The Council finds, however, that at the present time such considerations are outweighed by other weighty countervailing realities. The benefits of physician-assisted suicide only apply to the small number of people who actually have an imminently terminal condition, are in severe, untreatable pain, wish to commit suicide, and are unable to do so without a doctor's involvement.
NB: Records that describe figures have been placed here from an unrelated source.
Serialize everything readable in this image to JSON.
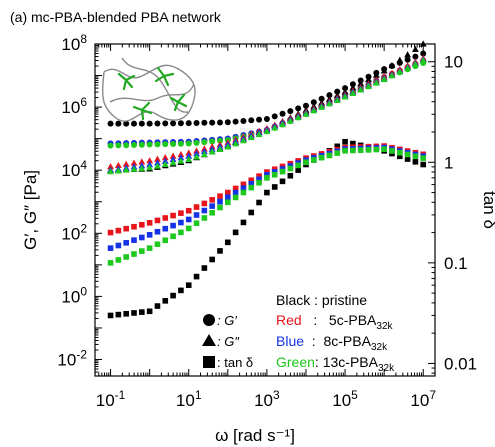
{
  "chart_data": {
    "type": "scatter",
    "title": "(a) mc-PBA-blended PBA network",
    "xlabel": "ω [rad s⁻¹]",
    "ylabel_left": "G′, G″ [Pa]",
    "ylabel_right": "tan δ",
    "x_scale": "log",
    "y_scale": "log",
    "xlim": [
      0.04,
      20000000
    ],
    "ylim_left": [
      0.003,
      100000000
    ],
    "ylim_right": [
      0.0075,
      15
    ],
    "x_ticks": [
      {
        "value": 0.1,
        "base": "10",
        "exp": "-1"
      },
      {
        "value": 10,
        "base": "10",
        "exp": "1"
      },
      {
        "value": 1000,
        "base": "10",
        "exp": "3"
      },
      {
        "value": 100000,
        "base": "10",
        "exp": "5"
      },
      {
        "value": 10000000,
        "base": "10",
        "exp": "7"
      }
    ],
    "y_ticks_left": [
      {
        "value": 0.01,
        "base": "10",
        "exp": "-2"
      },
      {
        "value": 1,
        "base": "10",
        "exp": "0"
      },
      {
        "value": 100,
        "base": "10",
        "exp": "2"
      },
      {
        "value": 10000,
        "base": "10",
        "exp": "4"
      },
      {
        "value": 1000000,
        "base": "10",
        "exp": "6"
      },
      {
        "value": 100000000,
        "base": "10",
        "exp": "8"
      }
    ],
    "y_ticks_right": [
      {
        "value": 0.01,
        "label": "0.01"
      },
      {
        "value": 0.1,
        "label": "0.1"
      },
      {
        "value": 1,
        "label": "1"
      },
      {
        "value": 10,
        "label": "10"
      }
    ],
    "samples": [
      {
        "key": "pristine",
        "color": "#000000"
      },
      {
        "key": "5c",
        "color": "#e8141c"
      },
      {
        "key": "8c",
        "color": "#1432e6"
      },
      {
        "key": "13c",
        "color": "#1ec81e"
      }
    ],
    "legend": {
      "placement": "bottom-right",
      "markers": [
        {
          "marker": "circle",
          "label": ": G′"
        },
        {
          "marker": "triangle",
          "label": ": G″"
        },
        {
          "marker": "square",
          "label": ": tan δ"
        }
      ],
      "colors": [
        {
          "color_word": "Black",
          "sep": " : ",
          "sample": "pristine",
          "sub": "",
          "color": "#000000"
        },
        {
          "color_word": "Red",
          "sep": "   :   ",
          "sample": "5c-PBA",
          "sub": "32k",
          "color": "#e8141c"
        },
        {
          "color_word": "Blue",
          "sep": "  :  ",
          "sample": "8c-PBA",
          "sub": "32k",
          "color": "#1432e6"
        },
        {
          "color_word": "Green",
          "sep": ": ",
          "sample": "13c-PBA",
          "sub": "32k",
          "color": "#1ec81e"
        }
      ]
    },
    "series": [
      {
        "sample": "pristine",
        "quantity": "G'",
        "marker": "circle",
        "axis": "left",
        "x": [
          0.1,
          1,
          10,
          100,
          1000,
          10000,
          100000,
          1000000,
          10000000
        ],
        "y": [
          300000,
          300000,
          310000,
          330000,
          420000,
          1100000,
          4000000,
          16000000,
          50000000
        ]
      },
      {
        "sample": "5c",
        "quantity": "G'",
        "marker": "circle",
        "axis": "left",
        "x": [
          0.1,
          1,
          10,
          100,
          1000,
          10000,
          100000,
          1000000,
          10000000
        ],
        "y": [
          70000,
          75000,
          80000,
          100000,
          190000,
          650000,
          2600000,
          9000000,
          30000000
        ]
      },
      {
        "sample": "8c",
        "quantity": "G'",
        "marker": "circle",
        "axis": "left",
        "x": [
          0.1,
          1,
          10,
          100,
          1000,
          10000,
          100000,
          1000000,
          10000000
        ],
        "y": [
          70000,
          75000,
          80000,
          100000,
          190000,
          640000,
          2500000,
          8500000,
          28000000
        ]
      },
      {
        "sample": "13c",
        "quantity": "G'",
        "marker": "circle",
        "axis": "left",
        "x": [
          0.1,
          1,
          10,
          100,
          1000,
          10000,
          100000,
          1000000,
          10000000
        ],
        "y": [
          60000,
          65000,
          70000,
          90000,
          170000,
          600000,
          2300000,
          8000000,
          25000000
        ]
      },
      {
        "sample": "pristine",
        "quantity": "G''",
        "marker": "triangle",
        "axis": "left",
        "x": [
          0.1,
          1,
          10,
          100,
          1000,
          10000,
          100000,
          1000000,
          10000000
        ],
        "y": [
          10000,
          11000,
          20000,
          60000,
          200000,
          800000,
          3000000,
          14000000,
          100000000
        ]
      },
      {
        "sample": "5c",
        "quantity": "G''",
        "marker": "triangle",
        "axis": "left",
        "x": [
          0.1,
          1,
          10,
          100,
          1000,
          10000,
          100000,
          1000000,
          10000000
        ],
        "y": [
          13000,
          20000,
          35000,
          75000,
          210000,
          700000,
          2500000,
          9000000,
          35000000
        ]
      },
      {
        "sample": "8c",
        "quantity": "G''",
        "marker": "triangle",
        "axis": "left",
        "x": [
          0.1,
          1,
          10,
          100,
          1000,
          10000,
          100000,
          1000000,
          10000000
        ],
        "y": [
          10000,
          15000,
          28000,
          65000,
          190000,
          650000,
          2300000,
          8000000,
          32000000
        ]
      },
      {
        "sample": "13c",
        "quantity": "G''",
        "marker": "triangle",
        "axis": "left",
        "x": [
          0.1,
          1,
          10,
          100,
          1000,
          10000,
          100000,
          1000000,
          10000000
        ],
        "y": [
          9000,
          12000,
          22000,
          55000,
          170000,
          600000,
          2100000,
          7500000,
          30000000
        ]
      },
      {
        "sample": "pristine",
        "quantity": "tan δ",
        "marker": "square",
        "axis": "right",
        "x": [
          0.1,
          1,
          10,
          100,
          1000,
          10000,
          100000,
          1000000,
          10000000
        ],
        "y": [
          0.03,
          0.033,
          0.06,
          0.16,
          0.5,
          0.95,
          1.6,
          1.3,
          0.95
        ]
      },
      {
        "sample": "5c",
        "quantity": "tan δ",
        "marker": "square",
        "axis": "right",
        "x": [
          0.1,
          1,
          10,
          100,
          1000,
          10000,
          100000,
          1000000,
          10000000
        ],
        "y": [
          0.2,
          0.25,
          0.33,
          0.5,
          0.8,
          1.1,
          1.4,
          1.45,
          1.2
        ]
      },
      {
        "sample": "8c",
        "quantity": "tan δ",
        "marker": "square",
        "axis": "right",
        "x": [
          0.1,
          1,
          10,
          100,
          1000,
          10000,
          100000,
          1000000,
          10000000
        ],
        "y": [
          0.14,
          0.19,
          0.27,
          0.45,
          0.75,
          1.05,
          1.35,
          1.4,
          1.15
        ]
      },
      {
        "sample": "13c",
        "quantity": "tan δ",
        "marker": "square",
        "axis": "right",
        "x": [
          0.1,
          1,
          10,
          100,
          1000,
          10000,
          100000,
          1000000,
          10000000
        ],
        "y": [
          0.1,
          0.14,
          0.22,
          0.4,
          0.7,
          1.0,
          1.3,
          1.35,
          1.1
        ]
      }
    ]
  }
}
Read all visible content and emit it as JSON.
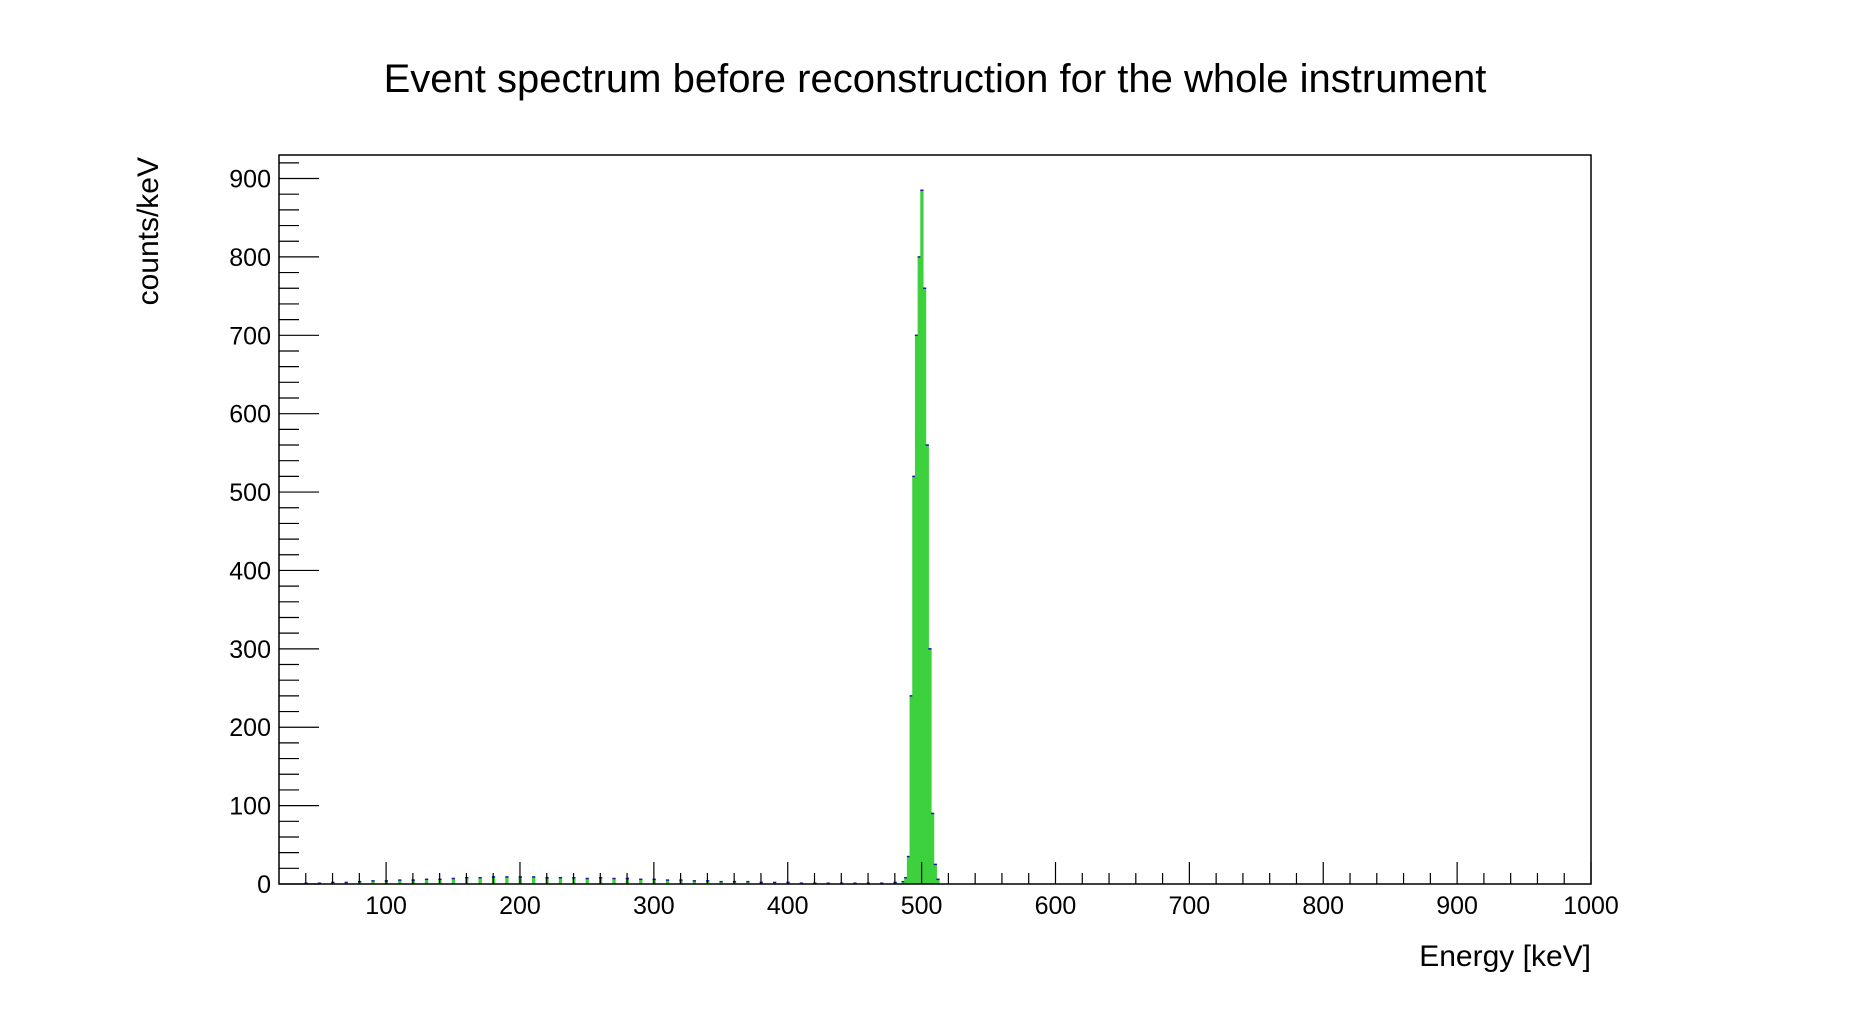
{
  "chart_data": {
    "type": "bar",
    "title": "Event spectrum before reconstruction for the whole instrument",
    "xlabel": "Energy [keV]",
    "ylabel": "counts/keV",
    "xlim": [
      20,
      1000
    ],
    "ylim": [
      0,
      930
    ],
    "xticks": [
      100,
      200,
      300,
      400,
      500,
      600,
      700,
      800,
      900,
      1000
    ],
    "xtick_labels": [
      "100",
      "200",
      "300",
      "400",
      "500",
      "600",
      "700",
      "800",
      "900",
      "1000"
    ],
    "yticks": [
      0,
      100,
      200,
      300,
      400,
      500,
      600,
      700,
      800,
      900
    ],
    "ytick_labels": [
      "0",
      "100",
      "200",
      "300",
      "400",
      "500",
      "600",
      "700",
      "800",
      "900"
    ],
    "bin_width_keV": 2,
    "grid": false,
    "legend": "none",
    "colors": {
      "fill": "#3dd13d",
      "line": "#1a1aa8",
      "frame": "#000000"
    },
    "peak": {
      "x": [
        486,
        488,
        490,
        492,
        494,
        496,
        498,
        500,
        502,
        504,
        506,
        508,
        510,
        512
      ],
      "values": [
        3,
        8,
        35,
        240,
        520,
        700,
        800,
        885,
        760,
        560,
        300,
        90,
        25,
        6
      ]
    },
    "continuum": {
      "x": [
        40,
        50,
        60,
        70,
        80,
        90,
        100,
        110,
        120,
        130,
        140,
        150,
        160,
        170,
        180,
        190,
        200,
        210,
        220,
        230,
        240,
        250,
        260,
        270,
        280,
        290,
        300,
        310,
        320,
        330,
        340,
        350,
        360,
        370,
        380,
        390,
        400,
        410,
        420,
        430,
        440,
        450,
        460,
        470,
        480
      ],
      "values": [
        1,
        1,
        2,
        2,
        3,
        4,
        4,
        5,
        5,
        6,
        6,
        7,
        8,
        8,
        9,
        9,
        9,
        9,
        8,
        8,
        8,
        7,
        8,
        7,
        7,
        6,
        6,
        5,
        5,
        4,
        4,
        3,
        3,
        3,
        2,
        2,
        2,
        1,
        1,
        1,
        1,
        1,
        1,
        1,
        2
      ]
    }
  }
}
The dangers of permitting physician-assisted suicide are immense. The pressures upon people with disabilities to choose to end their lives, and the insidious appropriation by others of the right to make that choice for them are already prevalent and will continue to increase as managed health care and limitations upon health care resources precipitate increased "rationing" of health care services and health care financing.

People with disabilities are among society's most likely candidates for ending their lives, as society has frequently made it clear that it believes they would be better off dead, or better that they had not been born. The experience in the Netherlands demonstrates that legalizing assisted suicide generates strong pressures upon individuals and families to utilize that option, and leads very quickly to coercion and involuntary euthanasia. If assisted suicide were to become legal, the lives of people with any disability deemed too difficult to live with would be at risk, and persons with disabilities who are poor or members of racial minorities would likely be in the most jeopardy of all.